"every fiber in me screamed out, but i couldn't make a sound." @waynecross
“poor little songbird. no voice to sing, huh?” mary walks her fingers across the shitty fabric of the hotel couch, veering closer and closer to wayne’s arm. she hates it when he gets like this. that pretty face all empty, hollowed out. christ, the melodrama never ends with the new ones. kids these days.
she crawls forward across the cushions on her knees, crossing the unspoken boundary of her space into his. they had a big show tonight. wayne’s supposed to be all hazy, jittery, hopped up on adrenaline. they could’ve fucked. they could’ve feasted. instead, it’s the whining, the incessant fucking soul searching. she cranes her head down, makes sure to get to his eye level. the expression she gives him- it’s crazed, it’s wide-eyed like an prey animal. mary would know; she’s spent countless hours in front of the mirror, pulling at skin, categorizing each expression. she once spent a week inside the empty house of a former meal, standing in front of the mirror and wasting away, watching the facade of life leak out— her own corpse rot, an audience to her own starvation. she’s seen everything her mask of skin can do.

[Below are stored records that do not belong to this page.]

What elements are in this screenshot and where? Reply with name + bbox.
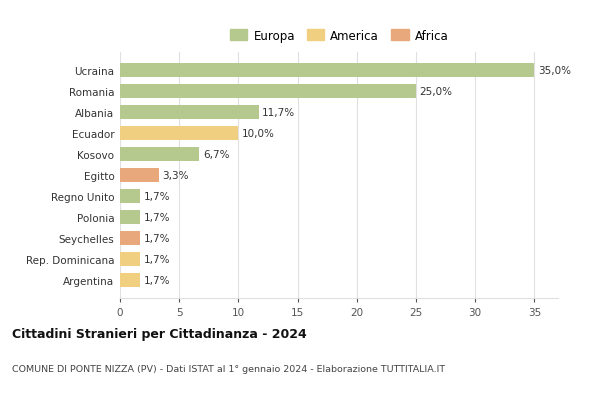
Bar xyxy=(120,211,140,225)
Bar xyxy=(120,253,140,267)
Bar xyxy=(120,106,259,120)
Text: 35,0%: 35,0% xyxy=(538,66,571,76)
Bar xyxy=(120,232,140,245)
Bar xyxy=(120,169,159,183)
Text: Cittadini Stranieri per Cittadinanza - 2024: Cittadini Stranieri per Cittadinanza - 2… xyxy=(12,327,307,340)
Bar xyxy=(120,148,199,162)
Text: 3,3%: 3,3% xyxy=(163,171,189,181)
Bar xyxy=(120,64,535,78)
Text: COMUNE DI PONTE NIZZA (PV) - Dati ISTAT al 1° gennaio 2024 - Elaborazione TUTTIT: COMUNE DI PONTE NIZZA (PV) - Dati ISTAT … xyxy=(12,364,445,373)
Text: 1,7%: 1,7% xyxy=(143,276,170,285)
Text: 10,0%: 10,0% xyxy=(242,129,275,139)
Text: 1,7%: 1,7% xyxy=(143,192,170,202)
Text: 1,7%: 1,7% xyxy=(143,255,170,265)
Text: 11,7%: 11,7% xyxy=(262,108,295,118)
Bar xyxy=(120,190,140,204)
Text: 25,0%: 25,0% xyxy=(419,87,452,97)
Bar xyxy=(120,85,416,99)
Bar xyxy=(120,274,140,288)
Bar xyxy=(120,127,238,141)
Legend: Europa, America, Africa: Europa, America, Africa xyxy=(230,29,448,43)
Text: 1,7%: 1,7% xyxy=(143,213,170,223)
Text: 6,7%: 6,7% xyxy=(203,150,229,160)
Text: 1,7%: 1,7% xyxy=(143,234,170,244)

“what would you have done? cried? whimpered? begged for help?” maybe she’s playing more of an antagonist than she needs to. maybe she’s itching for violence and barking up a volatile tree. mary doesn’t have it in her to feel all that torn up about it. they don’t call her molotov for nothing— give her something flammable and she’ll blow that shit up. “you think vampire daddy was gonna come back and help you out?”
mary shakes her head and breaks the unblinking eye contact. she pats down her too tight jeans, comes up empty, and seamlessly moves to pat down his. “jesus. you got a cigarette?”